Reduction of the ex vivo production of tumor necrosis factor alpha by alveolar phagocytes after administration of coal fly ash and copper smelter dust.

We investigated the effect of intratracheally instilled coal fly ash (FA) and copper smelter dust (CU) on the lung integrity and on the ex vivo release of tumor necrosis factor alpha (TNF-alpha) by alveolar phagocytes. Groups of female NMRI mice received a single intratracheal administration of different particles normalized for the arsenic content (20 micrograms/kg body weight, i.e., 600 ng arsenic/mouse) and the particle load (100 mg/kg body weight, i.e., 3 mg/mouse). Mice received tungsten carbide (WC) alone (100 mg/kg), FA alone (100 mg/kg, i.e., 20 micrograms arsenic/kg), CU mixed with WC (CU, 13.6 mg/kg, i.e., 20 micrograms arsenic/kg; WC, 86.4 mg/kg) and Ca3(AsO4)2 mixed with WC (20 micrograms arsenic/kg; WC, 100 mg/kg).
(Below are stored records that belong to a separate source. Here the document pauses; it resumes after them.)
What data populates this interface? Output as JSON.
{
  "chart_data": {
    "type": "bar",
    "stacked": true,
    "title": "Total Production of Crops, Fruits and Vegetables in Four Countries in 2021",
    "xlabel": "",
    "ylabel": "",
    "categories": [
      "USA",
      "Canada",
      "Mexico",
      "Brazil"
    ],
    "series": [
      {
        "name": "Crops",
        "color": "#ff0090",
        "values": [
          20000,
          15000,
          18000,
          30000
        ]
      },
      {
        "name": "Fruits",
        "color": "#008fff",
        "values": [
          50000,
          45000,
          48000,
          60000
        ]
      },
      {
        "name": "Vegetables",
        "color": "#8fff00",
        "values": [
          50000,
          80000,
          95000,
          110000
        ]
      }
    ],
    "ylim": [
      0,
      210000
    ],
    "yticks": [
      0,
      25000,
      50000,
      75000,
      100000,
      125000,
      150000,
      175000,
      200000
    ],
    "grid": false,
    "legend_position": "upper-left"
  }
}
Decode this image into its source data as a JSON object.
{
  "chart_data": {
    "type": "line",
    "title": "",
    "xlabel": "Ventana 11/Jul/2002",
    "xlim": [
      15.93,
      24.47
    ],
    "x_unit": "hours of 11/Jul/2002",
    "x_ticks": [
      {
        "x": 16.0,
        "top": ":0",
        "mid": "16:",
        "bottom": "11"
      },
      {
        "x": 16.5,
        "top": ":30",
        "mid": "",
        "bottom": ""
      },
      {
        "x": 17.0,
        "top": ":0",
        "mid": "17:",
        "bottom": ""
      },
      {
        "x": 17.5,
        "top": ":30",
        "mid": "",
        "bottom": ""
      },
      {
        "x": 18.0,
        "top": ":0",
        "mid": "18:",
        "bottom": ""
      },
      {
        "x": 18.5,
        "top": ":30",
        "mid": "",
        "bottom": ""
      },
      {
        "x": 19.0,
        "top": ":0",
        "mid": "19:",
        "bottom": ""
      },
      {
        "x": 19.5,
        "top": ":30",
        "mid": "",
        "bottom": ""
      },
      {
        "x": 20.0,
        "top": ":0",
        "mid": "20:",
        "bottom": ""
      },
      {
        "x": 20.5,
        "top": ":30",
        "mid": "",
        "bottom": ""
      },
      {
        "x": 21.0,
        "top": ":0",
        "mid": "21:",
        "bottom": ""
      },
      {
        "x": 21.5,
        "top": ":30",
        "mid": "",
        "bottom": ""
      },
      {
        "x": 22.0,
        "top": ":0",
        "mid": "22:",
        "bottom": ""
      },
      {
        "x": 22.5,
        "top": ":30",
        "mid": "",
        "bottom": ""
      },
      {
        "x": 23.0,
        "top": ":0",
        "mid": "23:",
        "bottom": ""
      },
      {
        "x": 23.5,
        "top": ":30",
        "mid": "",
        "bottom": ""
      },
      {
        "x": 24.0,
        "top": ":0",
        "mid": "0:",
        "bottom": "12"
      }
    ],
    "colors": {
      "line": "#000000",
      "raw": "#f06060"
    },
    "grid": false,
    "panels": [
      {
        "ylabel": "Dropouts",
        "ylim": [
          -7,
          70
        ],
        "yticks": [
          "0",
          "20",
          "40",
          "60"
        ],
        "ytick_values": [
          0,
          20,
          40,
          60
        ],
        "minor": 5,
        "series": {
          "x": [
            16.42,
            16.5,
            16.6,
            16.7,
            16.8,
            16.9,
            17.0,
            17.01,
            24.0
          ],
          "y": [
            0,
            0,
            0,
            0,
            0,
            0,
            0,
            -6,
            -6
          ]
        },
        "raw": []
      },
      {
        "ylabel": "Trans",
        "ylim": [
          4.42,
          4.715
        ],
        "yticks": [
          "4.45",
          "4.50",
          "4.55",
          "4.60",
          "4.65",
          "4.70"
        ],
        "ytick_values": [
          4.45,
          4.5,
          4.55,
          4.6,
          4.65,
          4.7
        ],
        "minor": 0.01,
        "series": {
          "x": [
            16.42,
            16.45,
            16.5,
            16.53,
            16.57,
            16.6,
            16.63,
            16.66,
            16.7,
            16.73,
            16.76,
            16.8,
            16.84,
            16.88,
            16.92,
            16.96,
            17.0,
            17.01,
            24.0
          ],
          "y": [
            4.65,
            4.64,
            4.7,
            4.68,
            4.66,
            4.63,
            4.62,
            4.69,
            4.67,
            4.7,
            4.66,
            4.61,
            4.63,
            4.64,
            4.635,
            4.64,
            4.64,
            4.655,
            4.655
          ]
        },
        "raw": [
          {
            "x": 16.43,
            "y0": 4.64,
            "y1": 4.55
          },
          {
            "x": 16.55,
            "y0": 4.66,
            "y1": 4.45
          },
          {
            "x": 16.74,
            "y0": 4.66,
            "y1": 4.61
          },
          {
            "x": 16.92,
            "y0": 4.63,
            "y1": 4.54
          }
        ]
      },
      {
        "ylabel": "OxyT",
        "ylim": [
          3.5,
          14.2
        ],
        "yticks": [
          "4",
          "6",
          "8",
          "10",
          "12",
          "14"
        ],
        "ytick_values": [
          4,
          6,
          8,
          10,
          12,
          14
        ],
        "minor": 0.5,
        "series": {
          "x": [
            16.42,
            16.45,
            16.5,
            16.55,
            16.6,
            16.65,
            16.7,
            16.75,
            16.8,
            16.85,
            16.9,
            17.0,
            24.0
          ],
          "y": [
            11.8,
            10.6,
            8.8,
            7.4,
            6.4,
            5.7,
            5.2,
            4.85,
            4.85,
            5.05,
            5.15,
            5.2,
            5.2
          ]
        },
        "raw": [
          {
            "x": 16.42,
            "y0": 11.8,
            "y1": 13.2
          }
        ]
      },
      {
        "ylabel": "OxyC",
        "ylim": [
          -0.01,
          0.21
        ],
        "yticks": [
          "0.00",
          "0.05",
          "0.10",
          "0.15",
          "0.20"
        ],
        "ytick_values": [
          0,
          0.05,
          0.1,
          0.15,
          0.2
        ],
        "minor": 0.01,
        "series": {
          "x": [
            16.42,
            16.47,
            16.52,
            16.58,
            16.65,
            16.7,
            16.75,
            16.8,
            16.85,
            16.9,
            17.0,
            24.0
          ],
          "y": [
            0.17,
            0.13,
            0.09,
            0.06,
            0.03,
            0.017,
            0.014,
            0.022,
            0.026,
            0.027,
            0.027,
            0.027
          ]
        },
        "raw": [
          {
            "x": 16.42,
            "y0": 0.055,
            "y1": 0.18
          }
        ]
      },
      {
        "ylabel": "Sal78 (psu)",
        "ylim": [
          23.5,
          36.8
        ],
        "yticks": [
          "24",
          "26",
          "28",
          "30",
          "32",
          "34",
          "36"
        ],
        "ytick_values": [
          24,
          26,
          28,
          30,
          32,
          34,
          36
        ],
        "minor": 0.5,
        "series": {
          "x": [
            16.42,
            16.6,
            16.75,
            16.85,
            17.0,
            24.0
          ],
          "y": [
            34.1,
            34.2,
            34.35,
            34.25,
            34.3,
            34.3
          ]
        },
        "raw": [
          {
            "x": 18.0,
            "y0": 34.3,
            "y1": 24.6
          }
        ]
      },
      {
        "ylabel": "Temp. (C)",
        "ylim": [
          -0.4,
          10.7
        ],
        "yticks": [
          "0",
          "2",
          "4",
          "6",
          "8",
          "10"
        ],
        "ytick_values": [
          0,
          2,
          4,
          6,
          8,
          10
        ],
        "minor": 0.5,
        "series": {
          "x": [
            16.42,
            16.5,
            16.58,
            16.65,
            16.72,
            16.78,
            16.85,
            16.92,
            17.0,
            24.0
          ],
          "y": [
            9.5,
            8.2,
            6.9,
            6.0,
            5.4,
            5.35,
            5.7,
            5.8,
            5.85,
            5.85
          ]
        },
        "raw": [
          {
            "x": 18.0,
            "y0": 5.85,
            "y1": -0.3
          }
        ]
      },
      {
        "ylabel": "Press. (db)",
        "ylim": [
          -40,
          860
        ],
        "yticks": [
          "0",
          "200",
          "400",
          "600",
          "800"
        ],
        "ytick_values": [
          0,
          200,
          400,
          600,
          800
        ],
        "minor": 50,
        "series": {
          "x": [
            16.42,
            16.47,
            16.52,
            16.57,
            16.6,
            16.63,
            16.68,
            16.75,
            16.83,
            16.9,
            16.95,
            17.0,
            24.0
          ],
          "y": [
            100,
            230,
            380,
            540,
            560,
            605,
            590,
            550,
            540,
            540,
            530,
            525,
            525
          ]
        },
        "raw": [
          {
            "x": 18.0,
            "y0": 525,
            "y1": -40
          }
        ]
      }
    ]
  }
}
Animals were sacrificed at 1, 6, or 30 d posttreatment and analyzed by bronchoalveolar lavage for total protein (TP) content, inflammatory cell number and type, and TNF-alpha production. Additional mice were studied to evaluate particle retention by measuring total arsenic retention in the lung at appropriate times. Instillation of WC induced a mild and transient (d 1) inflammatory reaction characterized by an increase of TP and an influx of polymorphonuclear leukocytes in the alveolar compartment. Compared to WC, Ca3(AsO4)2 produced a significant increase of TP content in BALF. CU particles caused a severe but transient inflammatory reaction, while a persisting alveolitis (30 d) was observed after treatment with FA. Compared to control saline, a marked inhibition of TNF-alpha release was observed in response to LPS in all groups at d 1. Cytokine production was upregulated in WC- and Ca3(AsO4)1-treated animals after 6 and 30 d, respectively. However, a 90% inhibition of TNF-alpha production was still observed at d 30 after administration of CU and FA. Although arsenic was cleared from the lung tissue 6 d after Ca3(AsO4)2 administration, a significant fraction persisted (10-15% of the arsenic administered) in the lung of CU- and FA-treated mice at d 30. We hypothetize that suppression of TNF-alpha production is dependent upon the slow elimination of the particles and their metal content from the lung.